Should the payment be made all at once or in staged instalments? A single upfront payment may ease the intense financial pressure of early infancy – but a phased approach ensures continuity, encourages ongoing Island engagement and allows for more responsive adjustments to family circumstances over time.
Finally, should support be conditional – linked to public health check-ups, registration milestones or parish-based affirmations – or unconditional, trusting families to make the best choices without bureaucracy or gatekeeping? Conditionality can signal public investment in Jersey’s most valuable asset, its people; unconditionality honours autonomy and simplifies access.
Unlike ongoing benefits or large tax breaks, this approach offers a scalable, controllable and time-bound mechanism that delivers visible support without locking in permanent fiscal obligations.
The choices we make about how to implement must be tested through engagement with Islanders. Each of these choices deserves public airing and debate. In balancing symbolism with substance, efficiency with empathy, Jersey has an opportunity to do something quietly bold: to tell new families they matter – and to mean it.
Not a handout
This is not about giveaways. It’s about public investment with a measurable return – for families and the economy.

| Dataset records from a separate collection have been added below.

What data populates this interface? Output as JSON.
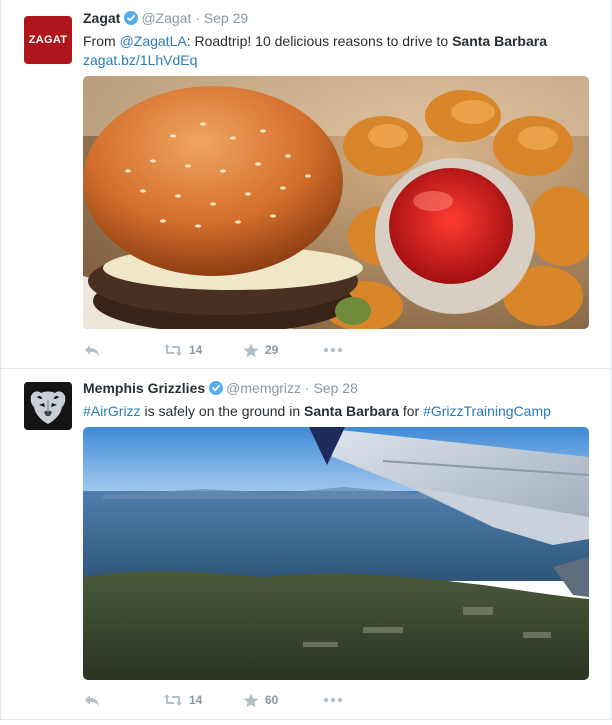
{
  "tweets": [
    {
      "account_name": "Zagat",
      "handle": "@Zagat",
      "separator": "·",
      "date": "Sep 29",
      "avatar_text": "ZAGAT",
      "text": {
        "prefix": "From ",
        "mention": "@ZagatLA",
        "body": ": Roadtrip! 10 delicious reasons to drive to ",
        "place": "Santa Barbara",
        "link": "zagat.bz/1LhVdEq"
      },
      "retweets": "14",
      "favorites": "29"
    },
    {
      "account_name": "Memphis Grizzlies",
      "handle": "@memgrizz",
      "separator": "·",
      "date": "Sep 28",
      "text": {
        "hashtag1": "#AirGrizz",
        "body1": " is safely on the ground in ",
        "place": "Santa Barbara",
        "body2": " for ",
        "hashtag2": "#GrizzTrainingCamp"
      },
      "retweets": "14",
      "favorites": "60"
    }
  ],
  "colors": {
    "accent": "#2b7bb9",
    "verified": "#55acee",
    "muted": "#8899a6",
    "zagat_red": "#b0141c"
  },
  "icons": [
    "verified-badge-icon",
    "reply-icon",
    "retweet-icon",
    "star-icon",
    "more-icon",
    "grizzlies-logo-icon"
  ]
}
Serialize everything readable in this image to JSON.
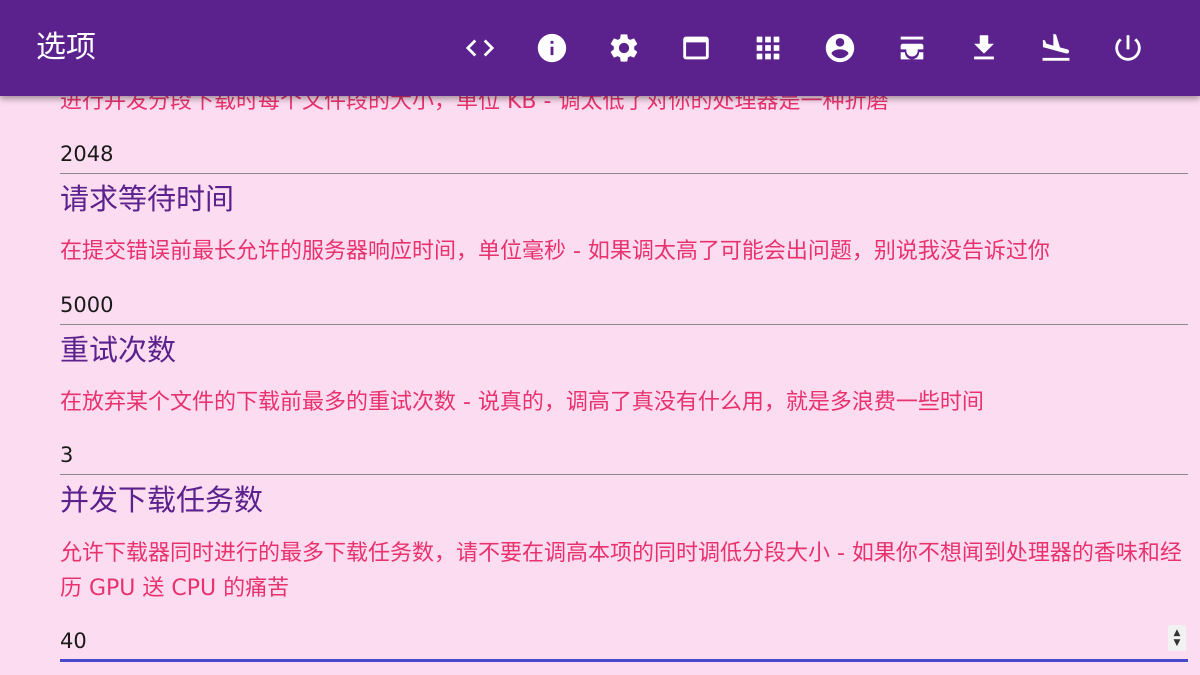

At a time when young Islanders are delaying or forgoing parenthood due to cost, Jersey cannot afford to ignore tools that ease the burden on working families. And if the support can be delivered in a way that keeps the money circulating locally, stimulates businesses, and builds confidence, it becomes not only compassionate but economically rational.
Jersey prides itself on being agile and self-reliant. This is one policy area where both principles could be honoured – through smart design, clear targeting and evidence-led evaluation.
As policymakers debate how to respond to falling birth rates, rising child poverty and a fragile retail economy, the case for a targeted Spend Local scheme for families deserves a seat at the table.
A registered nurse for nearly 40 years, Bernard Place has been a clinician, teacher and researcher in intensive care units. From 2012 he managed departments in Jersey’s healthcare system and from 2015 to 2019 was the clinical project director for Jersey’s new hospital.